Even some school officials are frustrated by the system, with a group of principals declaring in a news interview that school uniforms “are not worth the cost”. Many schools also imposed requirements on their students that went beyond uniformed clothes, but also school-branded backpacks and pencil cases.
In 2017, Education Minister Chris Hipkins took aim at some schools who were using the mark-up on their school uniforms as a “covert fundraising” method. This practice is unjust and immoral, it defeats the purpose of our schools as academies to improve the capabilities of young New Zealanders and instead turns it into a cash-cow.
Though it should not come as a surprise that such money-making rorts can emerge from the school uniform system, given how much parents are willing (or forced) to pay just to send their children to a good school.
A way to prevent parents from being exploited in this manner is to re-evaluate the school uniform system completely, considering that perhaps it may be time to ditch such requirement?
In many European countries, there are no uniforms in public schools and in many of their private schools also.
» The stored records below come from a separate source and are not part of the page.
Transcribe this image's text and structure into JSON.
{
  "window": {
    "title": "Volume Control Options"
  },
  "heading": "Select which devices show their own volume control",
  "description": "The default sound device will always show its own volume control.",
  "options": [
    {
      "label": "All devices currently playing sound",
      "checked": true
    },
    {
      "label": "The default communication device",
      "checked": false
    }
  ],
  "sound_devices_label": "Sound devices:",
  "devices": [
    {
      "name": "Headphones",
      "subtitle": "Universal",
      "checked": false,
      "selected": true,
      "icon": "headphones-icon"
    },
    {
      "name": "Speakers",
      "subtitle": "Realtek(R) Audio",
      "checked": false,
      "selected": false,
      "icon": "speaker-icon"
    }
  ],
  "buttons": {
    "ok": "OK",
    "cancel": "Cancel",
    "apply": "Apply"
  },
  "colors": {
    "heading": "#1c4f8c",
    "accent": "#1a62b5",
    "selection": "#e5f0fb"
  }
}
A well-known example of no uniform requirements in public schools is the United States, many will know this by consuming American pop culture such as T.V. shows or movies.
Having no school uniform requirements works for these countries, so what is the need for such an added cost?
Proponents of school uniforms have suggested that having them instill camaraderie among schoolmates, but can’t this be achieved through other means such as supporting/participating in school sports teams and having social functions among the students?
Another argument for school uniforms, and perhaps the most prominent, is that by having them pupils and students don’t have to be pressured to follow the latest fashion trends. Having a uniformed attire among all students won’t expose those who have no means to buy good clothes to discrimination.
However, students and pupils who experience financial hardships can still fall victim to such discrimination given that they are most likely to buy second-hand uniforms that show obvious wear in them. In addition, school uniforms can only be used in school – barely anyone, if not no one at all, wears their school uniform for a social function.
School students may avoid the pressure to wear nice clothes in school, but these schoolchildren have to be in other places also and thus have to invest in good, non-school clothes anyway. By requiring them to buy uniforms, you are inflicting an added cost on them since they now have to buy both school uniforms and clothes for other occasions.
Clearly, there is little reason to justify imposing the cost of school clothes on our students – who we are meant to educate, not exploit. Placing an unnecessary cost in their path to attain an education is nothing short of extortion.